Dopo mesi passati a fare finta che tutto potesse procedere business as usual, in quelle prime ore di giovedì 24 febbraio migliaia di odessiti fanno le valigie alla bene e meglio, chiacchierano qualche minuto con le proprie famiglie e prendono una decisione che potrebbe cambiare la loro vita: lasciare l’Ucraina. Magari per qualche giorno, forse qualche settimana, vacci a capire. Sarà l’inizio di un incubo?
Carri armati in Ucraina (Paolo Mossetti)
Paolo Mossetti
Carri armati in Ucraina (Paolo Mossetti)
Paolo Mossetti
Lo scoppio della guerra
Per quanto mi riguarda non ho paura, o almeno non l’avverto – forse è l’adrenalina – ma a pesare nella mia decisione di andarmene c’è il timore di restare impantanato in una città il cui aeroporto viene immediatamente chiuso, dove ben presto anche il wifi grazia al quale lavoro potrebbe saltare, e chissà forse anche i bancomat. Già alle prime luci dell’alba, provando a fare una passeggiata, noto file di decine di metri agli sportelli bancari.
Faccio qualche telefonata, e scopro che un’amica sta organizzando una piccola carovana di tre macchine con dei colleghi dell’ufficio. “Vuoi venire anche tu? – mi chiede -. L’occasione potrebbe non ripresentarsi più“. Allora avverto il proprietario del mio appartamento che lascerò casa prima, in disordine; gli chiedo comprensione. Lui, in Moldavia per lavoro, mi rassicura, e promette di tenermi aggiornato: “Molti stanno scappando qui, dice, le frontiere sono ancora aperte, provateci anche voi”.
La mia comitiva in realtà è diretta a Cracovia, in Polonia, dove la compagnia per cui lavora la mia amica ha il suo quartier generale, e con una manciata di messaggi l’intera divisione di Odessa decide di trasferirsi là. I primi a partire sono quelli che possono lavorare col computer, la piccola classe media ucraina. È la prima generazione che fa smartworking di guerra. Sono ragazzi e ragazze tra i venti e i trent’anni per lo più, e un paio di stranieri da molti anni espatriati in Ucraina. C’è anche una famiglia con una bimba di quattro anni, che non realizza quello che sta succedendo e pensa che stiamo partendo per una vacanza.

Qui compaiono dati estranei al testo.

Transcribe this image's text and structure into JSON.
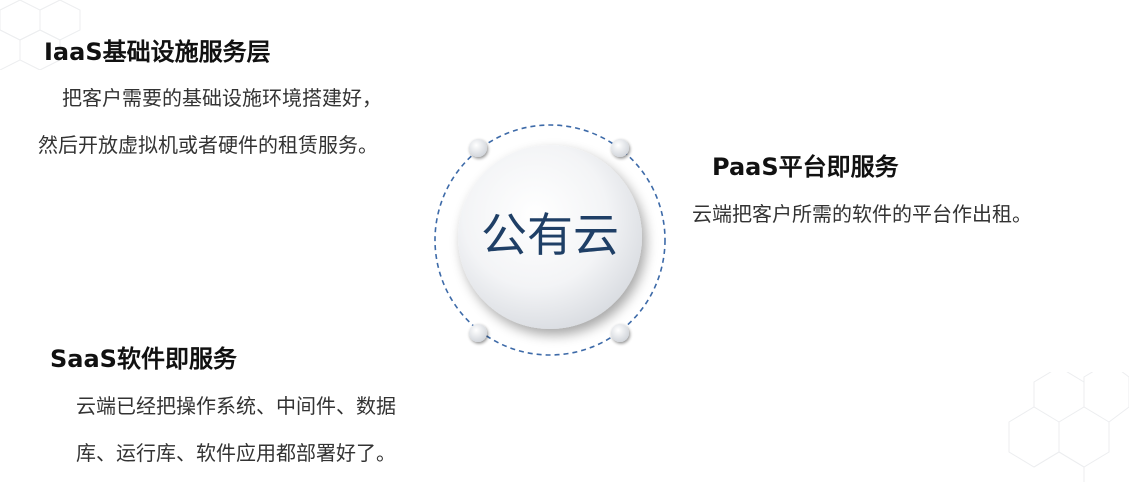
{
  "center": {
    "label": "公有云"
  },
  "iaas": {
    "title": "IaaS基础设施服务层",
    "lines": [
      "把客户需要的基础设施环境搭建好，",
      "然后开放虚拟机或者硬件的租赁服务。"
    ]
  },
  "paas": {
    "title": "PaaS平台即服务",
    "lines": [
      "云端把客户所需的软件的平台作出租。"
    ]
  },
  "saas": {
    "title": "SaaS软件即服务",
    "lines": [
      "云端已经把操作系统、中间件、数据",
      "库、运行库、软件应用都部署好了。"
    ]
  },
  "colors": {
    "dashed_ring": "#3d6aa8",
    "center_text": "#1f3f66",
    "title_text": "#111111",
    "body_text": "#333333"
  }
}
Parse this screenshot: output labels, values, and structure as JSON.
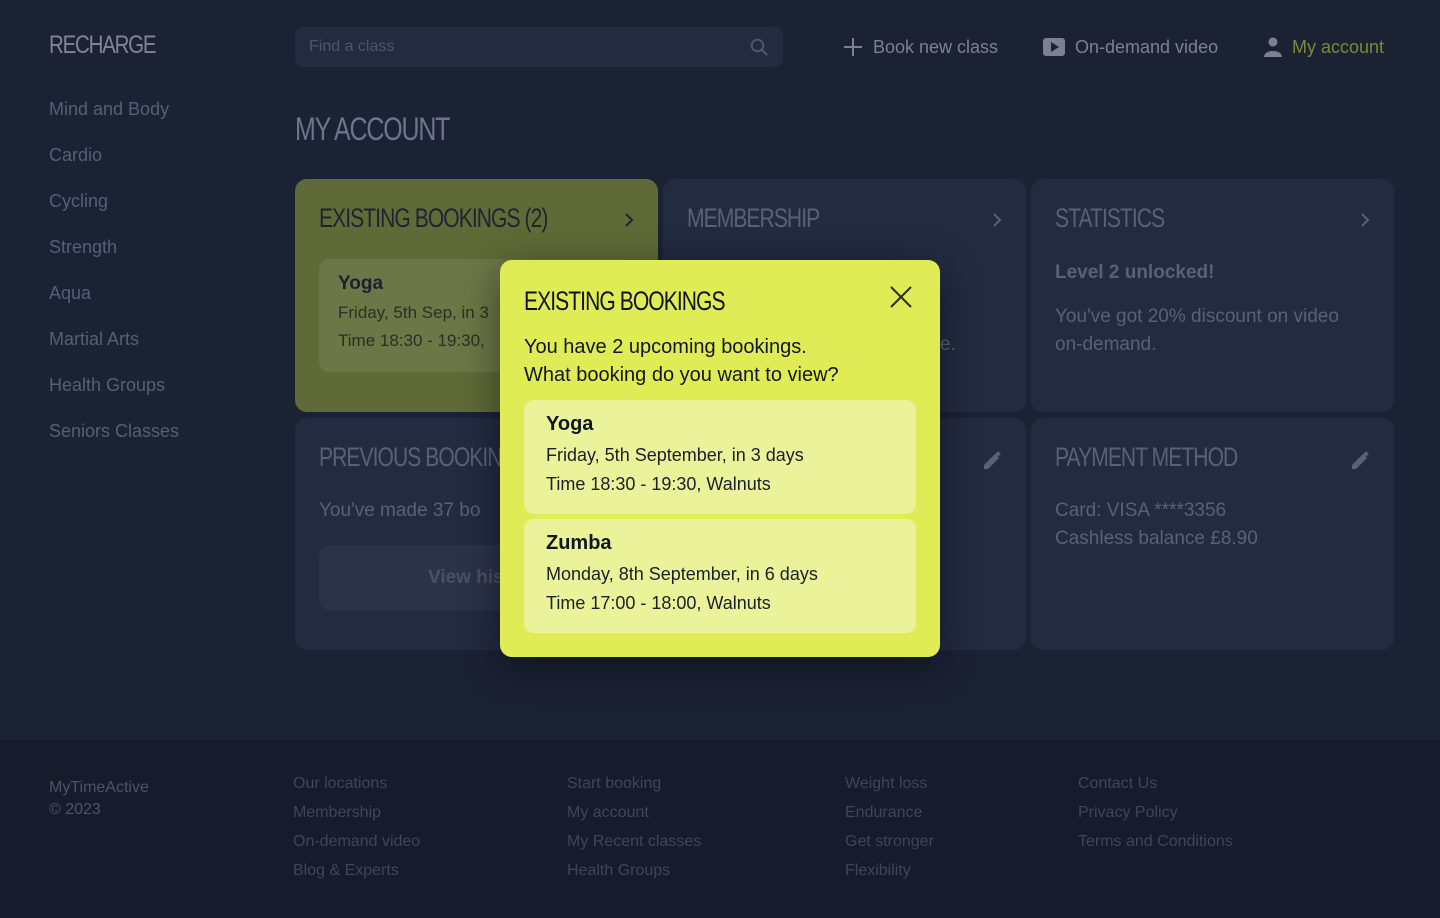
{
  "app": {
    "logo": "RECHARGE"
  },
  "sidebar": {
    "items": [
      {
        "label": "Mind and Body"
      },
      {
        "label": "Cardio"
      },
      {
        "label": "Cycling"
      },
      {
        "label": "Strength"
      },
      {
        "label": "Aqua"
      },
      {
        "label": "Martial Arts"
      },
      {
        "label": "Health Groups"
      },
      {
        "label": "Seniors Classes"
      }
    ]
  },
  "header": {
    "search_placeholder": "Find a class",
    "search_value": "",
    "book_label": "Book new class",
    "video_label": "On-demand video",
    "account_label": "My account",
    "account_color": "#7d8938"
  },
  "page": {
    "title": "MY ACCOUNT"
  },
  "cards": {
    "existing": {
      "title": "EXISTING BOOKINGS (2)",
      "preview_title": "Yoga",
      "preview_line1": "Friday, 5th Sep, in 3",
      "preview_line2": "Time 18:30 - 19:30,"
    },
    "membership": {
      "title": "MEMBERSHIP",
      "visible_fragment": "e."
    },
    "statistics": {
      "title": "STATISTICS",
      "headline": "Level 2 unlocked!",
      "body": "You've got 20% discount on video on-demand."
    },
    "previous": {
      "title": "PREVIOUS BOOKING",
      "body": "You've made 37 bo",
      "button": "View hist"
    },
    "payment": {
      "title": "PAYMENT METHOD",
      "card": "Card: VISA ****3356",
      "balance": "Cashless balance £8.90"
    }
  },
  "modal": {
    "title": "EXISTING BOOKINGS",
    "line1": "You have 2 upcoming bookings.",
    "line2": "What booking do you want to view?",
    "bookings": [
      {
        "title": "Yoga",
        "date": "Friday, 5th September, in 3 days",
        "time": "Time 18:30 - 19:30, Walnuts"
      },
      {
        "title": "Zumba",
        "date": "Monday, 8th September, in 6 days",
        "time": "Time 17:00 - 18:00, Walnuts"
      }
    ],
    "accent_color": "#dfec55"
  },
  "footer": {
    "brand": "MyTimeActive",
    "copyright": "© 2023",
    "col1": [
      "Our locations",
      "Membership",
      "On-demand video",
      "Blog & Experts"
    ],
    "col2": [
      "Start booking",
      "My account",
      "My Recent classes",
      "Health Groups"
    ],
    "col3": [
      "Weight loss",
      "Endurance",
      "Get stronger",
      "Flexibility"
    ],
    "col4": [
      "Contact Us",
      "Privacy Policy",
      "Terms and Conditions"
    ]
  }
}
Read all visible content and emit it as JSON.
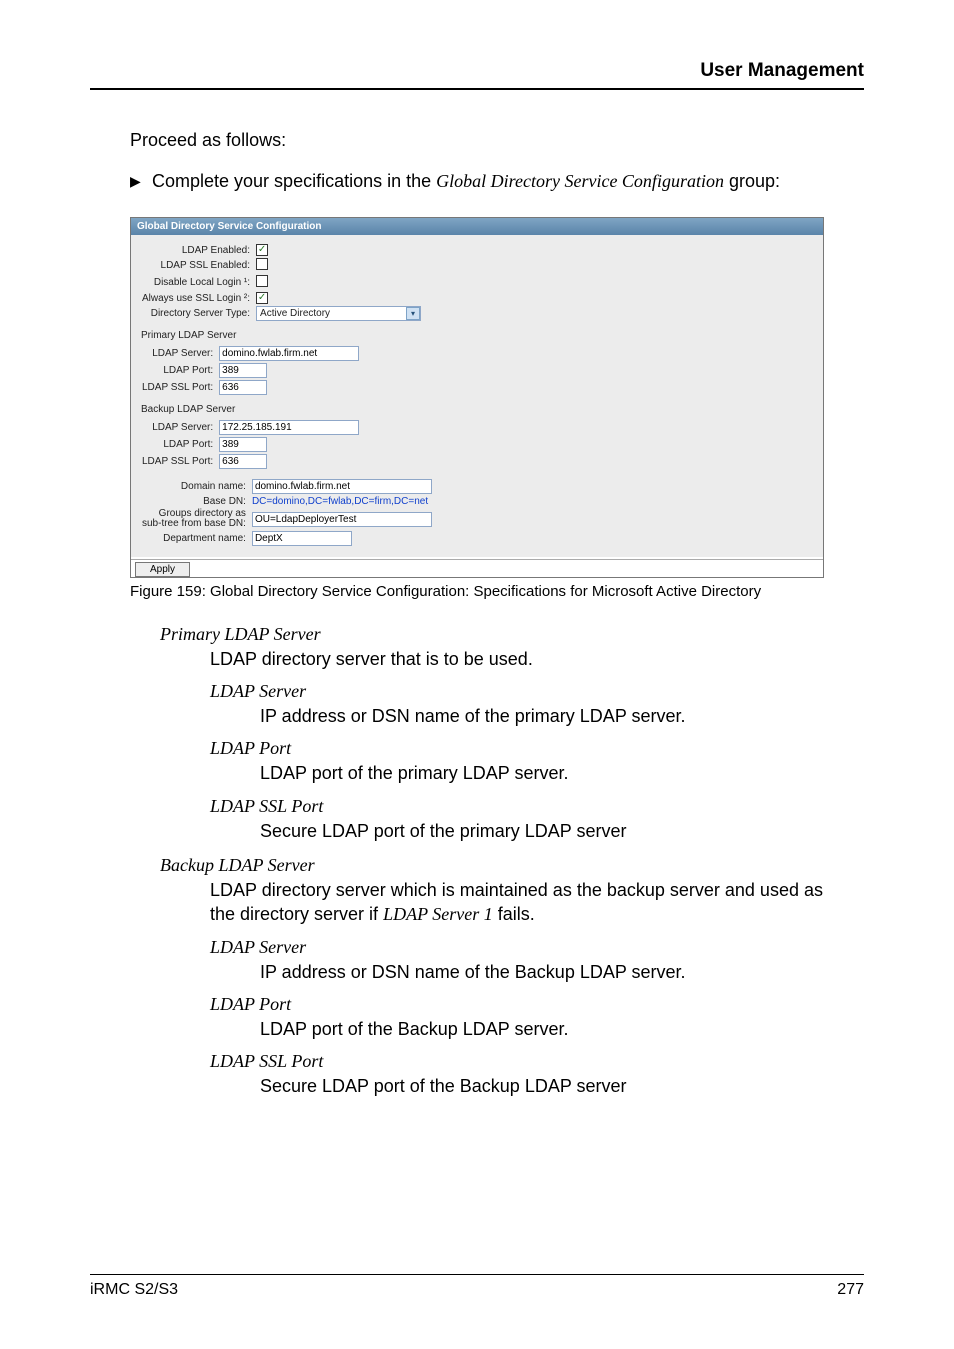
{
  "header": {
    "title": "User Management"
  },
  "intro": "Proceed as follows:",
  "bullet": {
    "prefix": "Complete your specifications in the ",
    "ref": "Global Directory Service Configuration",
    "suffix": " group:"
  },
  "panel": {
    "title": "Global Directory Service Configuration",
    "ldap_enabled_label": "LDAP Enabled:",
    "ldap_enabled_checked": "✓",
    "ldap_ssl_enabled_label": "LDAP SSL Enabled:",
    "disable_local_login_label": "Disable Local Login ¹:",
    "always_use_ssl_login_label": "Always use SSL Login ²:",
    "always_use_ssl_login_checked": "✓",
    "dir_server_type_label": "Directory Server Type:",
    "dir_server_type_value": "Active Directory",
    "primary_header": "Primary LDAP Server",
    "primary_server_label": "LDAP Server:",
    "primary_server_value": "domino.fwlab.firm.net",
    "primary_port_label": "LDAP Port:",
    "primary_port_value": "389",
    "primary_ssl_port_label": "LDAP SSL Port:",
    "primary_ssl_port_value": "636",
    "backup_header": "Backup LDAP Server",
    "backup_server_label": "LDAP Server:",
    "backup_server_value": "172.25.185.191",
    "backup_port_label": "LDAP Port:",
    "backup_port_value": "389",
    "backup_ssl_port_label": "LDAP SSL Port:",
    "backup_ssl_port_value": "636",
    "domain_name_label": "Domain name:",
    "domain_name_value": "domino.fwlab.firm.net",
    "base_dn_label": "Base DN:",
    "base_dn_value": "DC=domino,DC=fwlab,DC=firm,DC=net",
    "groups_dir_label_a": "Groups directory as",
    "groups_dir_label_b": "sub-tree from base DN:",
    "groups_dir_value": "OU=LdapDeployerTest",
    "dept_name_label": "Department name:",
    "dept_name_value": "DeptX",
    "apply": "Apply"
  },
  "caption": "Figure 159: Global Directory Service Configuration: Specifications for Microsoft Active Directory",
  "defs": {
    "primary": {
      "term": "Primary LDAP Server",
      "desc": "LDAP directory server that is to be used.",
      "ldap_server_term": "LDAP Server",
      "ldap_server_desc": "IP address or DSN name of the primary LDAP server.",
      "ldap_port_term": "LDAP Port",
      "ldap_port_desc": "LDAP port of the primary LDAP server.",
      "ldap_ssl_port_term": "LDAP SSL Port",
      "ldap_ssl_port_desc": "Secure LDAP port of the primary LDAP server"
    },
    "backup": {
      "term": "Backup LDAP Server",
      "desc_pre": "LDAP directory server which is maintained as the backup server and used as the directory server if ",
      "desc_ref": "LDAP Server 1",
      "desc_post": " fails.",
      "ldap_server_term": "LDAP Server",
      "ldap_server_desc": "IP address or DSN name of the Backup LDAP server.",
      "ldap_port_term": "LDAP Port",
      "ldap_port_desc": "LDAP port of the Backup LDAP server.",
      "ldap_ssl_port_term": "LDAP SSL Port",
      "ldap_ssl_port_desc": "Secure LDAP port of the Backup LDAP server"
    }
  },
  "footer": {
    "left": "iRMC S2/S3",
    "right": "277"
  }
}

Al confine (Paolo Mossetti)
Paolo Mossetti
Al confine (Paolo Mossetti)
Paolo Mossetti
In fuga da Odessa
E in effetti nel momento in cui ci avviamo, per quanto possa sembrare incredibile, il clima è quello di una scampagnata. C’è più incredulità che rabbia per la situazione che si è presentata, e io resto sbalordito dalla piccolezza delle valigie degli emigranti. In un volo Ryanair verrebbero tranquillamente lasciate sotto i sedili, eppure dovranno bastare almeno fino alla metà di marzo, in un clima non certo estivo. Appena ci mettiamo in macchina non c’è voglia di parlare né di politica né di eserciti. Siamo nelle prime ore di conflitto aperto e le truppe di Mosca sono ancora lontane. I raid aerei sembrano risparmiare Odessa che tuttavia è un centro strategico importantissimo. Vai a sapere che succederà domani, meglio partire.
Decidiamo così di andare in Polonia aggirando l’intera Ucraina occidentale, per evitare di finire su qualche autostrada presa di mira dai missili o bloccata dall’esercito di Kyiv. Bisognerà attraversare anche la Romania, l’Ungheria, e la Slovacchia, posti che diverse persone del mio gruppo non hanno mai visto. Un viaggio di almeno tre giorni, ma l’importante è iniziarlo. Già fare il pieno è un’impresa: le code ai distributori aumentano pian piano che ci si allontana dal centro città, in alcuni punti sono davvero chilometriche, ma dopo aver pazientato ci riusciamo e allora non resta che scegliere da quale varco lasciare il Paese.